Versioned SQLite snapshots address the rollback problem for embedded systems and applications with file-based persistent state. Before every upgrade, the deployment script takes a snapshot of the current SQLite database file with the version tag. The snapshot is stored in a known location on the target system. Rollback restores the previous binary and the corresponding snapshot, returning the system to a consistent state without requiring a full reinstallation. The CI pipeline tests the snapshot/restore path in integration tests, not just in production — a rollback procedure that has never been tested is not a rollback procedure.

Audit trail requirements: immutable logs, change approvals, requirements traceability

Defense programs operate under audit requirements that commercial software programs do not face in the same form. The Authority to Operate process, program management reviews, and Inspector General audits all require evidence that changes were authorized, tested, and deployed through a controlled process. The CI/CD pipeline is the system that produces most of this evidence — and it must produce it in a form that survives a change of personnel, a FOIA request, or a program review years after the fact.

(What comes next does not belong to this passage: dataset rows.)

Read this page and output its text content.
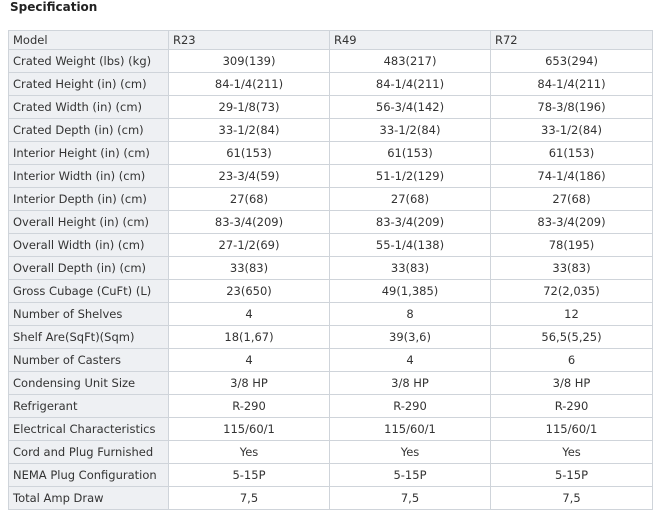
Specification
Model	R23	R49	R72
Crated Weight (lbs) (kg)	309(139)	483(217)	653(294)
Crated Height (in) (cm)	84-1/4(211)	84-1/4(211)	84-1/4(211)
Crated Width (in) (cm)	29-1/8(73)	56-3/4(142)	78-3/8(196)
Crated Depth (in) (cm)	33-1/2(84)	33-1/2(84)	33-1/2(84)
Interior Height (in) (cm)	61(153)	61(153)	61(153)
Interior Width (in) (cm)	23-3/4(59)	51-1/2(129)	74-1/4(186)
Interior Depth (in) (cm)	27(68)	27(68)	27(68)
Overall Height (in) (cm)	83-3/4(209)	83-3/4(209)	83-3/4(209)
Overall Width (in) (cm)	27-1/2(69)	55-1/4(138)	78(195)
Overall Depth (in) (cm)	33(83)	33(83)	33(83)
Gross Cubage (CuFt) (L)	23(650)	49(1,385)	72(2,035)
Number of Shelves	4	8	12
Shelf Are(SqFt)(Sqm)	18(1,67)	39(3,6)	56,5(5,25)
Number of Casters	4	4	6
Condensing Unit Size	3/8 HP	3/8 HP	3/8 HP
Refrigerant	R-290	R-290	R-290
Electrical Characteristics	115/60/1	115/60/1	115/60/1
Cord and Plug Furnished	Yes	Yes	Yes
NEMA Plug Configuration	5-15P	5-15P	5-15P
Total Amp Draw	7,5	7,5	7,5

Immutable pipeline logs are the foundation. Logs are written to a SIEM or object-storage sink with object locking (S3 Object Lock in COMPLIANCE mode, or equivalent) so they cannot be modified or deleted, even by administrators. Log entries include the actor identity (user or service account), the action taken, the artifact affected (with hash), the timestamp, and the pipeline run ID that links back to the source code commit. Log retention follows the applicable records schedule — typically a minimum of three years for program records.

Change approvals in the issue tracker create the link between authorized work and executed changes. Every deployment must reference an approved change ticket. The deployment pipeline gate checks that the current release is linked to an approved ticket before allowing deployment to proceed. Ticket approval workflows are configured to require sign-off from both technical and program management representatives, with the approval timestamp and approver identity stored immutably in the tracker. This creates a complete chain: requirement → approved change → pipeline run → signed artifact → deployment event.

Traceability to requirements closes the chain. Defense programs are typically required to demonstrate that every deployed capability traces to a system requirement and that every requirement has been tested. The issue tracker provides this traceability when development work items are linked to requirement items and test results are attached to the work items. The pipeline can automate part of this by attaching test result summaries and artifact hashes to the relevant issue when a deployment completes, reducing the manual documentation burden while maintaining the evidence chain that ATO assessors require.